Durante toda a expedição, estivemos cercados por biólogos, geólogos, fotógrafos, historiadores e mergulhadores. Estudiosos e entusiastas das regiões polares — mas, acima de tudo, apaixonados pela Natureza.

A cada dia, aprendíamos com eles sobre a vida selvagem, sobre as primeiras expedições do século XX, sobre Roald Amundsen e outros exploradores. Sobre a luta pela sobrevivência em um ambiente tão inóspito.
E aprendíamos também a olhar. A respeitar. A não interromper o que é vivo.

O Urso na Neve

A voz do comandante soou animada no alto-falante: ele havia avistado uma morsa… e, possivelmente, “uma criatura de quatro patas, de cor creme”.
Foi assim que descreveu, pausadamente, nos convidando a ir até a ponte de observação.

Eu estava tão quentinha. Mas levantei num impulso. Vesti todas as camadas possíveis, peguei a câmera e corri.

A ponte estava lotada quando cheguei — e, claro, todos os binóculos já tinham dono. Passageiros e tripulantes colados nas janelas, apontando, dividindo impressões:

— “Você viu?”
— “Ele está ali!”

Uma das coisas que mais me encantam nessas viagens é a atmosfera de partilha.
Todos vibram com o que veem, com o que aprendem, com o que podem ensinar.

Não demorou para alguém me chamar:
— “Vem ver aqui nesse monóculo!”

Nadando primeiro. Depois, subindo numa placa de gelo, lá estava ele: o urso polar.

O sorriso veio automático. Acredito que exista dentro de nós uma alegria natural ao ver a Natureza livre, em seu lugar.

A Liberdade tem Forma

Solitário — ou solitária — naquela imensidão branca. Andava devagar, subia blocos de gelo, mergulhava, voltava. Se espojava na neve depois da água — o que, como aprendi na palestra da noite, serve para tirar o sal dos pelos.

Naquele instante, me lembrei da visita que fiz anos atrás ao Aquário de São Paulo. Do mal-estar que senti ao ver um urso polar confinado ali.
E de como, para mim, é pesado ver algo privado da liberdade, quando sua própria natureza é ser livre.
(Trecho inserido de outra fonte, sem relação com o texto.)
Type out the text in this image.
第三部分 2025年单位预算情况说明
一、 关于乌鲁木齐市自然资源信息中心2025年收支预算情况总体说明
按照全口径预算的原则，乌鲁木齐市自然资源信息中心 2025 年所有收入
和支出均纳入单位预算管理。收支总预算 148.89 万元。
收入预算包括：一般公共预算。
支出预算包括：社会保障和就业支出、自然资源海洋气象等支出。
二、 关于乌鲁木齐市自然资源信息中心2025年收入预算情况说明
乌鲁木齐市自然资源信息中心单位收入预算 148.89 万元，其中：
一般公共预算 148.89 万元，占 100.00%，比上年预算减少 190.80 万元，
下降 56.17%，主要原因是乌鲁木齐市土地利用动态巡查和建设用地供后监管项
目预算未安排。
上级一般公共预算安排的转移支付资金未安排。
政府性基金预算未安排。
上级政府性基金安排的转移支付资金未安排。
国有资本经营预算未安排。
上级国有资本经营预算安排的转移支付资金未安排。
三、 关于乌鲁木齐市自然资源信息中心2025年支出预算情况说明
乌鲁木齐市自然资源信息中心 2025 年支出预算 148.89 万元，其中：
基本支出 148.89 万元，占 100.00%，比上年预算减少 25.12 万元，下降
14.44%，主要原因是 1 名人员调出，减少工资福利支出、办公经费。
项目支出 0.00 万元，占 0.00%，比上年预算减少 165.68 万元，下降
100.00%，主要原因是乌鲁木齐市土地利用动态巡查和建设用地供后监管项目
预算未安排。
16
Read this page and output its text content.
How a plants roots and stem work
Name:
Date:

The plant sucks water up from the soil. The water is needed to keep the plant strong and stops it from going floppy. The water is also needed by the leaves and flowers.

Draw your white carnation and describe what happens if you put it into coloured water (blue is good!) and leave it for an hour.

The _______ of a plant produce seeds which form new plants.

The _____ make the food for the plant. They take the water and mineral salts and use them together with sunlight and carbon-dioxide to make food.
Ficamos ali, observando. Em silêncio.
O navio parado, respeitando o limite da reserva natural. Nada além do necessário.

O Que é Lar para Alguns

O Ártico pode parecer inóspito para alguns, mas é lar para muitos.
Ele nos lembra das diferenças — e, a cada instante, nos convida a respeitá-las.

No Ártico, tudo é extremo: o frio, o silêncio, a imensidão.

O Maior Aprendizado

Durante essas duas semanas, cercada por aulas ricas em conteúdo, o maior ensinamento foi estar ali — inteira, presente, conectada com o que não se traduz em palavras.
Compreendi que a Natureza se impõe com beleza, mas também com força, num cenário verdadeiramente selvagem.

Estar ali me fez pensar em como é urgente repensarmos nossa presença no mundo.
Como é urgente cultivarmos o silêncio, o cuidado e a consciência das nossas escolhas.